Manual Generalization is an approach to mitigating re-identification attacks by blurring data. This means that an exact value is replaced by a less precise value, either by binning values in the case of numbers and dates, or truncating values in the case of text. The Privitar Platform allows a binning or truncation strategy to be specified as part of the Policy.

Minimum Cluster Size

When the Minimum Cluster Size option is enabled, Privitar will drop clusters of rows that are smaller than the minimum size. Alternatively it is possible to use automatic generalization to automatically adjust the generalization parameters which avoid dropping rows.

Automatic Generalization

Automatic Generalization is a second generalization approach supported by the Privitar Platform to mitigate re-identification risks. Like Manual Generalization, it blurs a selected set of attributes in order to defend against linkage attacks and re-identification of individuals in data sets.

In this context, blurring refers to transformations that remove detail from values, such as binning, preserving only the most frequent values for each column, or combining granular records into broader hierarchical categories.

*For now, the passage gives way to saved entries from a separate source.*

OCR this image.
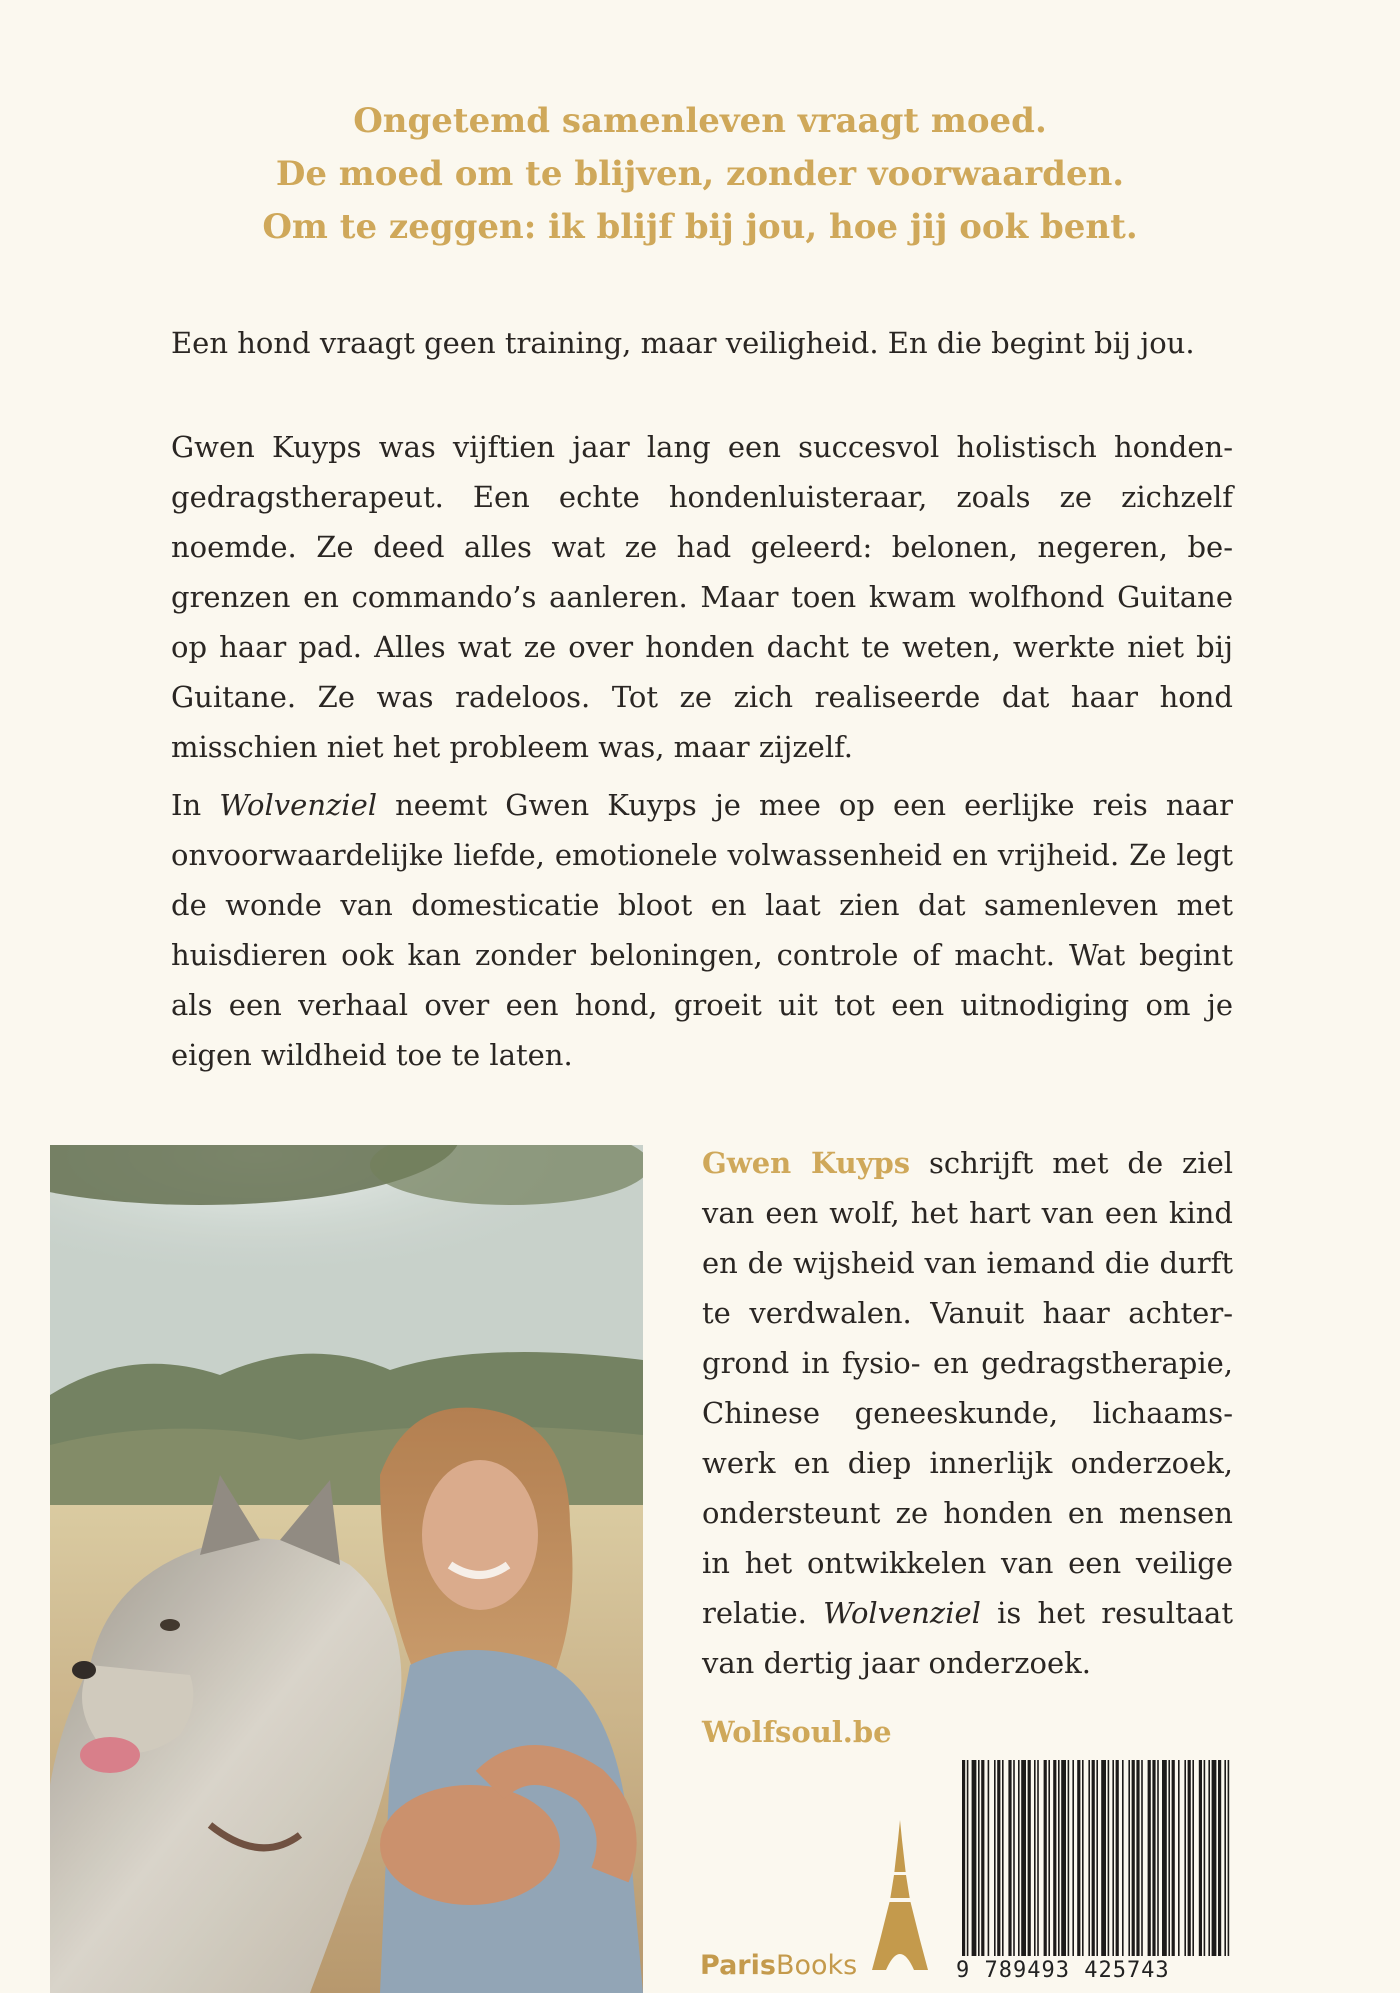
Ongetemd samenleven vraagt moed.
De moed om te blijven, zonder voorwaarden.
Om te zeggen: ik blijf bij jou, hoe jij ook bent.
Een hond vraagt geen training, maar veiligheid. En die begint bij jou.
Gwen Kuyps was vijftien jaar lang een succesvol holistisch hondengedragstherapeut. Een echte hondenluisteraar, zoals ze zichzelf noemde. Ze deed alles wat ze had geleerd: belonen, negeren, begrenzen en commando’s aanleren. Maar toen kwam wolfhond Guitane op haar pad. Alles wat ze over honden dacht te weten, werkte niet bij Guitane. Ze was radeloos. Tot ze zich realiseerde dat haar hond misschien niet het probleem was, maar zijzelf.
In Wolvenziel neemt Gwen Kuyps je mee op een eerlijke reis naar onvoorwaardelijke liefde, emotionele volwassenheid en vrijheid. Ze legt de wonde van domesticatie bloot en laat zien dat samenleven met huisdieren ook kan zonder beloningen, controle of macht. Wat begint als een verhaal over een hond, groeit uit tot een uitnodiging om je eigen wildheid toe te laten.
Gwen Kuyps schrijft met de ziel van een wolf, het hart van een kind en de wijsheid van iemand die durft te verdwalen. Vanuit haar achtergrond in fysio- en gedragstherapie, Chinese geneeskunde, lichaamswerk en diep innerlijk onderzoek, ondersteunt ze honden en mensen in het ontwikkelen van een veilige relatie. Wolvenziel is het resultaat van dertig jaar onderzoek.
Wolfsoul.be
ParisBooks	9 789493 425743
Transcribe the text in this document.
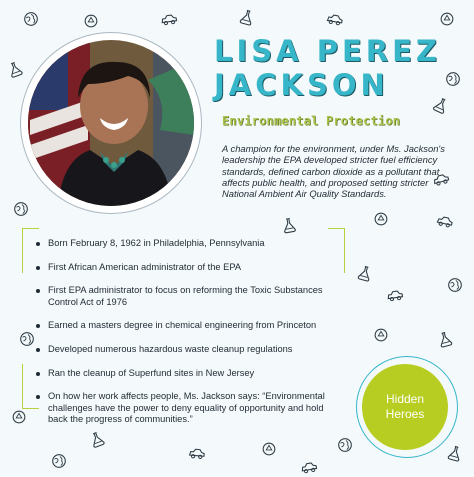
LISA PEREZ
JACKSON
Environmental Protection
A champion for the environment, under Ms. Jackson's leadership the EPA developed stricter fuel efficiency standards, defined carbon dioxide as a pollutant that affects public health, and proposed setting stricter National Ambient Air Quality Standards.
Born February 8, 1962 in Philadelphia, Pennsylvania
First African American administrator of the EPA
First EPA administrator to focus on reforming the Toxic Substances Control Act of 1976
Earned a masters degree in chemical engineering from Princeton
Developed numerous hazardous waste cleanup regulations
Ran the cleanup of Superfund sites in New Jersey
On how her work affects people, Ms. Jackson says: “Environmental challenges have the power to deny equality of opportunity and hold back the progress of communities.”
Hidden
Heroes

Comparison of Manual and Automatic Generalization

When Automatic Generalization is configured, an algorithm is used to determine a data transformation that achieves k-anonymity and preserves data utility without dropping any records. It dynamically determines an appropriate degree of blurring for each record depending on the input data and the required level of privacy protection.

In contrast, Manual Generalization acts in a strictly uniform way, blurring all input data to the same degree, and can drop rows as required to achieve k-anonymity.

Manual Generalization may be the right choice if, for example, a fixed blurring is required in the output data, such as a specific numeric binning or rounding a decimal value to a given precision.

Job types compatibility

Enforcing k-anonymity constraints requires Privitar to process the dataset as a whole unit. For this reason Policies with Automatic Generalization strategies can only be applied with Batch Jobs.